Uma das praias referidas no relatório é a de Morgavel, no concelho de Sines, onde ocorreu uma derrocada da Estrada Municipal (EM) 1109, de acesso a Porto Covo, que apresenta danos ao nível das estruturas de proteção e defesa e em áreas construídas de fruição e uso público (acessos às praias, passadiços, paredões e passeios marginais).
O relatório técnico indica que os prejuízos estimados na faixa costeira do país, em termos de danos, ascendem a cerca de 27 milhões de euros, cuja intervenção se prevê “no imediato”, ao que se acrescentam outras intervenções de caráter “mais estruturante no curto e médio prazo”.
No relatório, a Agência Portuguesa do Ambiente considera prioritária a reconstrução das escadas de acesso em 10 praias do concelho de Odemira, sendo esta a única intervenção prevista para o litoral alentejano, até ao início da época balnear deste ano.
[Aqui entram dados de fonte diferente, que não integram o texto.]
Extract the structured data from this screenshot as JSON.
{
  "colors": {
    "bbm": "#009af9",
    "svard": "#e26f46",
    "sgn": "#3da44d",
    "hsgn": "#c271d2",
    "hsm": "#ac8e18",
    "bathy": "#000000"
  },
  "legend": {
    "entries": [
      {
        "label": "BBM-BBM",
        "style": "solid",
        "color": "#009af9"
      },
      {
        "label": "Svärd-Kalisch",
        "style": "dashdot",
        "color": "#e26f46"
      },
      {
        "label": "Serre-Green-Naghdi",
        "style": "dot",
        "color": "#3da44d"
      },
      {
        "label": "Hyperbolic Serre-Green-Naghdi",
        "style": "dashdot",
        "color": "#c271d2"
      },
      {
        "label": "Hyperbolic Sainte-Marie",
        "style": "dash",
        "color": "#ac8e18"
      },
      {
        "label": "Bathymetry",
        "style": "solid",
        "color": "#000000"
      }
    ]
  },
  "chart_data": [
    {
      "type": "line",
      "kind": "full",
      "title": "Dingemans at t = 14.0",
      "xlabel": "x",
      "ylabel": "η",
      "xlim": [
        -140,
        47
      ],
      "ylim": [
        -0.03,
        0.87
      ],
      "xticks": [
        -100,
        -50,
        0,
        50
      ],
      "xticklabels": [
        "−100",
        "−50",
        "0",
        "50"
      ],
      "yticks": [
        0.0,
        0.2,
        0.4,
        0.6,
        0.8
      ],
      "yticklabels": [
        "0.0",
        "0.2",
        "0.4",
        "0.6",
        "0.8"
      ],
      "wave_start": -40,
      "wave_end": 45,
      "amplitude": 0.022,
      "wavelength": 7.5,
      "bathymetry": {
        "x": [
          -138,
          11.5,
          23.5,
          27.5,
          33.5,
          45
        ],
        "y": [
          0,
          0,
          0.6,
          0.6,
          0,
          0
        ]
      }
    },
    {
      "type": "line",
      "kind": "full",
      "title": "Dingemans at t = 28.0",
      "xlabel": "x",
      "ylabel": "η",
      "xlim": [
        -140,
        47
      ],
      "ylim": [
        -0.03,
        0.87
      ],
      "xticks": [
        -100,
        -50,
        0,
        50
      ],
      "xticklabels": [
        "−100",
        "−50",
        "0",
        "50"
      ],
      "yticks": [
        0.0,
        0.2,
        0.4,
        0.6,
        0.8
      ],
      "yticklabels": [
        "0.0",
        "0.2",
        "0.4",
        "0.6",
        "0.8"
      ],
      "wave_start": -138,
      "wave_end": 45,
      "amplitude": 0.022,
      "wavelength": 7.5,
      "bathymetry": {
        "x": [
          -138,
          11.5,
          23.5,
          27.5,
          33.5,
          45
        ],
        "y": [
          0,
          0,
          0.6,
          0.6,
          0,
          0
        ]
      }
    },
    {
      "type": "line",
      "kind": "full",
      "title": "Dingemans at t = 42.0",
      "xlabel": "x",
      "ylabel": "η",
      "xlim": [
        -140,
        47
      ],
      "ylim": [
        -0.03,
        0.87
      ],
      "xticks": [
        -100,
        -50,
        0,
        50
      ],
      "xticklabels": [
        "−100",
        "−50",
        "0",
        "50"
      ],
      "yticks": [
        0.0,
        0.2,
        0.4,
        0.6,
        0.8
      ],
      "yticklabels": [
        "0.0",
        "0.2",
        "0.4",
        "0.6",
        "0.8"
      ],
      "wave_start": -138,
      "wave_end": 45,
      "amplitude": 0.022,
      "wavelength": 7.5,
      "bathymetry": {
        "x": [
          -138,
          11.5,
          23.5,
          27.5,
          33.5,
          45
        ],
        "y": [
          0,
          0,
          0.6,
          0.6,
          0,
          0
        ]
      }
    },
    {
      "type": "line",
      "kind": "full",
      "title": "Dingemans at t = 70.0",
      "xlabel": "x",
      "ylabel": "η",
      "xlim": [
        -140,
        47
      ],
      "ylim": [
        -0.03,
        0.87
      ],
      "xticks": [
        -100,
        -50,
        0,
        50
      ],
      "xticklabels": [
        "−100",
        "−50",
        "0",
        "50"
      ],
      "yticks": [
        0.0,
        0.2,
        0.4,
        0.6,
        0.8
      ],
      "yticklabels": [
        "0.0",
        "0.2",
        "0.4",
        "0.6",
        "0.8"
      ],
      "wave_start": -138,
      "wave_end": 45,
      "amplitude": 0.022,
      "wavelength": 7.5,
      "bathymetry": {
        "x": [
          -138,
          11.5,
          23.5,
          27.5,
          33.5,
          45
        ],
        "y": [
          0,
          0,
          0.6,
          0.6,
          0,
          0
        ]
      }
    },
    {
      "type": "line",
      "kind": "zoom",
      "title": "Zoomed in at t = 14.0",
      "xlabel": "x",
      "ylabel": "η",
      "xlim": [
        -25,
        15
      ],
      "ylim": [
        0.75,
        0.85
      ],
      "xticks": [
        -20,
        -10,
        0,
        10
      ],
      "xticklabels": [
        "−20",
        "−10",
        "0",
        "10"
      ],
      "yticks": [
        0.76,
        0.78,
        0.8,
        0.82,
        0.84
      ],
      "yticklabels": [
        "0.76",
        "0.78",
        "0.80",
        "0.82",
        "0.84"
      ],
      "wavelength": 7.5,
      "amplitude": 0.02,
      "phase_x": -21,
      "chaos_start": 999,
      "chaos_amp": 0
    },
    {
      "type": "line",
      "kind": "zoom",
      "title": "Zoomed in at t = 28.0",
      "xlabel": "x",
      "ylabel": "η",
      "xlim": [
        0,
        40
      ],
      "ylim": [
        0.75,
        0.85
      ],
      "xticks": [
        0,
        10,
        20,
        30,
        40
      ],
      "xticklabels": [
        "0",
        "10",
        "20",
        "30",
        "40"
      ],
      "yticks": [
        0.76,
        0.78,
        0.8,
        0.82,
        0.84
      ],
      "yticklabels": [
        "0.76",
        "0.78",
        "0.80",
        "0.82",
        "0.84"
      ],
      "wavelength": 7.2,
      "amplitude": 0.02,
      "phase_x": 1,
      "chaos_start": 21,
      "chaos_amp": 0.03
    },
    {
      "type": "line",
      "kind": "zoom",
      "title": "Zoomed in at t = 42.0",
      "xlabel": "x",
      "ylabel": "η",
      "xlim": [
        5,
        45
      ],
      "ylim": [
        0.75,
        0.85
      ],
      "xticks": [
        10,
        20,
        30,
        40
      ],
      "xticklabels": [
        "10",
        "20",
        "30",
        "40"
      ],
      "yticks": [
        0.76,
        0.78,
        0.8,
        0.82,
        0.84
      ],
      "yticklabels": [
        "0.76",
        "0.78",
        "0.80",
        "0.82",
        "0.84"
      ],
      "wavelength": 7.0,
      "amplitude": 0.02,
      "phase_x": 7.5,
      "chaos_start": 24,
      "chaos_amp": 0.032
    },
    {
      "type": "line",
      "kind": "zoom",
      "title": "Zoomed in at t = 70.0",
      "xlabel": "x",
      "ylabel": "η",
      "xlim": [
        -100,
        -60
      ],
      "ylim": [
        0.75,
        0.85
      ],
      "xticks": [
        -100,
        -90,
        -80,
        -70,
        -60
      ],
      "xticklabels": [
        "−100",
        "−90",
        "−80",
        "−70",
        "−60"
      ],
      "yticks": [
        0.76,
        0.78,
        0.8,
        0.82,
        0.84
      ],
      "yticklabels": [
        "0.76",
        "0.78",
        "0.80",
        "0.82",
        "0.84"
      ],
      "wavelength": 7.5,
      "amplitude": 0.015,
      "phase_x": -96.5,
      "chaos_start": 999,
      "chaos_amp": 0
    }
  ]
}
A curto prazo, ou seja, até dezembro de 2027, está prevista a reposição de sedimentos do leito do rio Mira na Praia da Franquia, para proteção de infraestruturas adjacentes na marginal de Vila Nova de Milfontes, também no concelho de Odemira.
O documento da APA prevê que 15 milhões de euros sejam aplicados até ao início da época balnear, em maio, e outros 12 milhões até ao final do ano, com 31 milhões investidos até ao final de 2027 e outros 53 milhões a partir de 2028.